Regarding the pinhole leak and potential freezing issues, it is unlikely that this would be a problem since the PSV nozzles are typically located some distance away from the tube sheets, which are the most likely locations of pin hole leaks.
 
Okay, so you have the TCV on each hot water HX upstream of the the HX and not downstream. Agreed, that will push up the design pressure of the drum quite a bit. But this TCV upstream will help with the open path to the HO expansion drum PSV for the tube rupture case ?

If the tube rupture scenario relief load is accomodated at this drum, then freezing of this relief path would occur? Or is this drum design pressure high enough to keep the lowest predicted tube rupture relief stream temp at above 0degC ?

 
A corrosion inhibitor or mix thereof will be required for your carbon steel systems to meet your design life criteria and a corrosion monitoring system is highly recommended.
 
Ok, so the conclusion is - as I had expected - that we do need to add corrosion inhibitor to these systems.

My next question is: what type of chemicals would be required? Would we for example need both corrosion inhibitor and oxygen scavenger, or is it enough with only one of them?

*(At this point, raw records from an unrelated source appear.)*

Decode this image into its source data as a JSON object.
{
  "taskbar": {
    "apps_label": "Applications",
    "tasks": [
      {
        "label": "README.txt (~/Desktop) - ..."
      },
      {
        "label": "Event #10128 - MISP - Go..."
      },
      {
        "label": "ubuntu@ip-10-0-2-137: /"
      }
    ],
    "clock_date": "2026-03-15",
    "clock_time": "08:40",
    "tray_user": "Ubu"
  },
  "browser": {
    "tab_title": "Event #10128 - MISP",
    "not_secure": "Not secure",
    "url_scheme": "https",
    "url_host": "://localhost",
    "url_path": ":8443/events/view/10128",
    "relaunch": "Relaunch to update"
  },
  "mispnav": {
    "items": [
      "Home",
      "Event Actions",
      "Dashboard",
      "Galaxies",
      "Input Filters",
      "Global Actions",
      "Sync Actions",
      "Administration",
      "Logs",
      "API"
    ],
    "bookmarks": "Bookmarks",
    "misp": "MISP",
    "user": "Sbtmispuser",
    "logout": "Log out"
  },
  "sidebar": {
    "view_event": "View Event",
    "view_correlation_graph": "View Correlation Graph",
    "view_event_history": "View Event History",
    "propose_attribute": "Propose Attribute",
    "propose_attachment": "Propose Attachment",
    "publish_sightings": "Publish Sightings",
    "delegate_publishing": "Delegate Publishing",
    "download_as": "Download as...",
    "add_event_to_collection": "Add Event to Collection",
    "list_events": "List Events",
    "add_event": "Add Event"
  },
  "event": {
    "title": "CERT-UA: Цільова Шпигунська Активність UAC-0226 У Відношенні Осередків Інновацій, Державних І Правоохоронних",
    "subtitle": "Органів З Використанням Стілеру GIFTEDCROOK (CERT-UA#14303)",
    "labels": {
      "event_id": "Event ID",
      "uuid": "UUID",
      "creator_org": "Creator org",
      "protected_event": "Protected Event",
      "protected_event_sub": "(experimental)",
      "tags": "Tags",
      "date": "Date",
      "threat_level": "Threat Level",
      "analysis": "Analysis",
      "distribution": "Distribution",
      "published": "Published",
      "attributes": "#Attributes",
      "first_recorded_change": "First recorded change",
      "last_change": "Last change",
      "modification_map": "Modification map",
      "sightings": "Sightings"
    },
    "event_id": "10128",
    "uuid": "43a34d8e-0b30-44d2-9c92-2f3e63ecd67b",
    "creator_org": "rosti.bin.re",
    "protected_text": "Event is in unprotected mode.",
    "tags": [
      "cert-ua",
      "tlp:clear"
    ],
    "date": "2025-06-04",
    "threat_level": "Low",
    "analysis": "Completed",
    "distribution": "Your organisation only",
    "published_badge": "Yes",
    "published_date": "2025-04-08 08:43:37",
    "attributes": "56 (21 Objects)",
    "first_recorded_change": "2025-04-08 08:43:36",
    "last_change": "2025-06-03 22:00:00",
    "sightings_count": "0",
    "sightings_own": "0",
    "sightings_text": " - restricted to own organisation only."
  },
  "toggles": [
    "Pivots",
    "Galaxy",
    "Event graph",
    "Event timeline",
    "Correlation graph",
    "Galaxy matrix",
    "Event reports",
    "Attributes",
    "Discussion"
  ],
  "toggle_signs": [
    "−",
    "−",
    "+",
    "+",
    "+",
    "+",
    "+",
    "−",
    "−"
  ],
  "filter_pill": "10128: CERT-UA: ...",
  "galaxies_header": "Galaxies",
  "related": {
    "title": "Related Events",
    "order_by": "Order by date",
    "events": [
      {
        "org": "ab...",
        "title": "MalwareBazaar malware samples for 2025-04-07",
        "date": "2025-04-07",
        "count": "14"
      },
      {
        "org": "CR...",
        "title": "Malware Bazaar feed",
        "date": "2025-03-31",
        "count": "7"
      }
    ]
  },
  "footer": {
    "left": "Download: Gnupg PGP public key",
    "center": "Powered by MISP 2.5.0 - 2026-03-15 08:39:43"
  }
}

The demineralized make-up water contains only 10 ppmw oxygen, and the expansion vessel of each closed loop system is blanketed with 99.9 % nitrogen. So the amount of oxygen scavenger needed to remove 10 ppmw to say 1 ppmw should be relatively small.
 
Speak to several appropriate chemical suppliers for their analysis and recommendations, with justification. It is more than likely that a biocide will also need to be included in any treatment package for the main system. Just keep in the back of your mind when reviewing the recommendations that the chemical supplier's goal is to sell as much chemical as possible.

Steve Jones
Corrosion Management Consultant


All answers are personal opinions only and are in no way connected with any employer.
 
It may solve your problem if you installed stainless steel piping and painted it so it looks cheap when it is finished!
 
Andinaji and Turgoose, Oldfield and Todd and Beger & Hau are all used for oxygen corrosion rates calculations in (ppb)concentrations. There is some literature corrosion rates which you can reference in terms of water velocity (m/s), oxygen concentration (ppm) and temperature given in Subsea Pipeline Engineering, A.C Palmer & R.A.KIng, Penwell, page 222, 2004. It is available online as well. This can partially justify the need to put monitoring and inhibition place. As Steve said earlier, there might be other mechanisms working as well during the service life.